Patrick Weil est directeur de recherche au CNRS et enseigne à l’Université de droit de Yale.
Dernier ouvrage publié : Le sens de la République (Éditions Grasset).


Comment caractérisez-vous notre régime politique ?
Notre régime est marqué par un décalage entre la lettre et la pratique des institutions. Selon le texte de la constitution de la Ve République, notre régime est parlementaire : la loi est faite par le Parlement, le gouvernement est responsable devant l’Assemblée nationale et dirige la politique du pays, et le Président de la République intervient seulement comme garant des institutions et comme arbitre en cas de crise institutionnelle. Il est aussi chef des armées et nomme aux principales hautes fonctions publiques. La réalité est toute autre.

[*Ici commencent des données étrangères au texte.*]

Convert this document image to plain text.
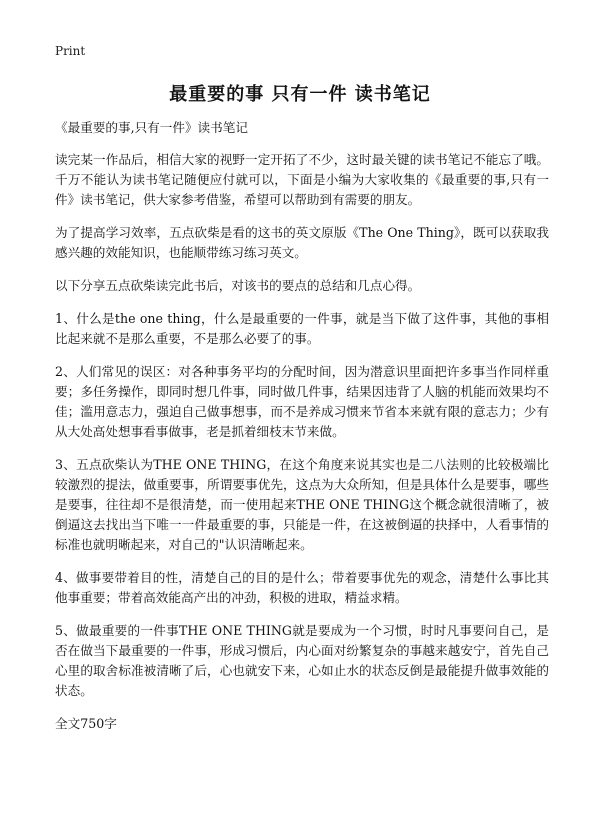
Print
最重要的事 只有一件 读书笔记

《最重要的事,只有一件》读书笔记

读完某一作品后，相信大家的视野一定开拓了不少，这时最关键的读书笔记不能忘了哦。千万不能认为读书笔记随便应付就可以，下面是小编为大家收集的《最重要的事,只有一件》读书笔记，供大家参考借鉴，希望可以帮助到有需要的朋友。

为了提高学习效率，五点砍柴是看的这书的英文原版《The One Thing》，既可以获取我感兴趣的效能知识，也能顺带练习练习英文。

以下分享五点砍柴读完此书后，对该书的要点的总结和几点心得。

1、什么是the one thing，什么是最重要的一件事，就是当下做了这件事，其他的事相比起来就不是那么重要，不是那么必要了的事。

2、人们常见的误区：对各种事务平均的分配时间，因为潜意识里面把许多事当作同样重要；多任务操作，即同时想几件事，同时做几件事，结果因违背了人脑的机能而效果均不佳；滥用意志力，强迫自己做事想事，而不是养成习惯来节省本来就有限的意志力；少有从大处高处想事看事做事，老是抓着细枝末节来做。

3、五点砍柴认为THE ONE THING，在这个角度来说其实也是二八法则的比较极端比较激烈的提法，做重要事，所谓要事优先，这点为大众所知，但是具体什么是要事，哪些是要事，往往却不是很清楚，而一使用起来THE ONE THING这个概念就很清晰了，被倒逼这去找出当下唯一一件最重要的事，只能是一件，在这被倒逼的抉择中，人看事情的标准也就明晰起来，对自己的"认识清晰起来。

4、做事要带着目的性，清楚自己的目的是什么；带着要事优先的观念，清楚什么事比其他事重要；带着高效能高产出的冲劲，积极的进取，精益求精。

5、做最重要的一件事THE ONE THING就是要成为一个习惯，时时凡事要问自己，是否在做当下最重要的一件事，形成习惯后，内心面对纷繁复杂的事越来越安宁，首先自己心里的取舍标准被清晰了后，心也就安下来，心如止水的状态反倒是最能提升做事效能的状态。

全文750字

La réforme de 1962 n’a-t-elle pas, dès le début, porté atteinte à ce régime parlementaire ?
La réforme de 1962 qui a permis la première élection présidentielle au suffrage universel en 1965 a en effet donné la primauté au Président.
Il se trouve cependant que le Président était alors élu pour sept ans. Une élection législative intervenait donc obligatoirement au cours de son mandat puisque les députés étaient – et sont toujours élus – pour 5 ans. Le Président savait donc qu’à un certain moment de ce mandat, le peuple allait être consulté et peut-être ne pas lui donner une majorité qui lui plaise. Cela le contraignait d’abord à se mettre un peu au-dessus de la mêlée car il voulait pouvoir rester en fonction, et il devait aussi se tenir prêt à cohabiter avec un gouvernement qui ne serait pas de son bord.
Il y a eu trois cohabitations : en 1986-88 Chirac-Mitterrand, en 1993-95 : Balladur-Mitterrand. Enfin la dernière la plus longue, sous Jacques Chirac président entre 1997 et 2002, Lionel Jospin, Premier Ministre de gauche, qui a montré comment on pouvait faire fonctionner la Constitution dans un vrai régime parlementaire. La cohabitation marchait bien et était populaire. Le plus incroyable, du point de vue de l’histoire et des idées politiques, c’est que c’est Lionel Jospin qui a initié la réforme du quinquennat présidentiel et qui a inversé les élections législatives et présidentielles. Il a voulu renforcer encore le pouvoir présidentiel, lequel avait été rééquilibré sous son propre quinquennat de premier ministre. La gauche française a alors inversé ses propres valeurs, hostiles au pouvoir personnel, et elle le paye aujourd’hui. Elle crie à la VIe République alors que la VIe est déjà dans la Ve si on lit la Constitution telle qu’elle est et telle qu’elle a été pratiquée entre 1997 et 2002.

La synchronisation des calendriers verrouille-t-elle le système sur le présidentialisme ?
Elle fusionne le pouvoir de l’Assemblée élue dans la foulée du Président entre les mains de ce Président.
Très vite ce Président devient impopulaire auprès des Français. Jamais un Président quinquennal n’a pu faire deux mandats, alors que Mme Merkel, dans un régime parlementaire classique, en sera bientôt à son quatrième mandat… 
Les primaires de la gauche et de la droite ont été conçues pour relégitimer la présence dominante des deux principaux partis de gouvernement au pouvoir, mais là en 2017 ils ont été éliminés du second tour.
Malgré la détermination du nouveau Président, malgré le bonus que lui donne son élection pour les législatives, je pense que le système est durablement bancal. On est dans une transformation qui a démarré avec l’élimination des candidats des grands partis et qui va se prolonger soit parce que le nouveau Président ne pourra pas maîtriser l’Assemblée, soit parce que, s’il la maîtrise, cela va accélérer le crash de la présidentialisation. Les Français l’apprendront à leurs dépens s’ils donnent une majorité de députés au parti-relais du Président.

Est-ce une forme d’optimisme pour le retour d’un régime plus parlementaire ?
Je suis optimiste, car le régime parlementaire est là dans la Constitution.
Il peut advenir dès le 18 juin si les citoyens ne donnent pas tous les pouvoirs au nouveau Président.
Les partis ont un rôle inscrit dans la Constitution, ils sont les garants d’une alternance démocratique. Ils ont un rôle à jouer autour des idées qu’ils portent. Les idées ne sont pas autour d’un pouvoir personnel.
Gambetta disait que dans la République on ne dit pas « vive moi », « vive une personne », on dit « vive une idée ». Les citoyens doivent regarder dans chaque circonscription qui se présente, évaluer objectivement le travail de leur député(e) et se donner les moyens de donner à l’Assemblé Nationale une représentation diverse qui sera une garantie démocratique.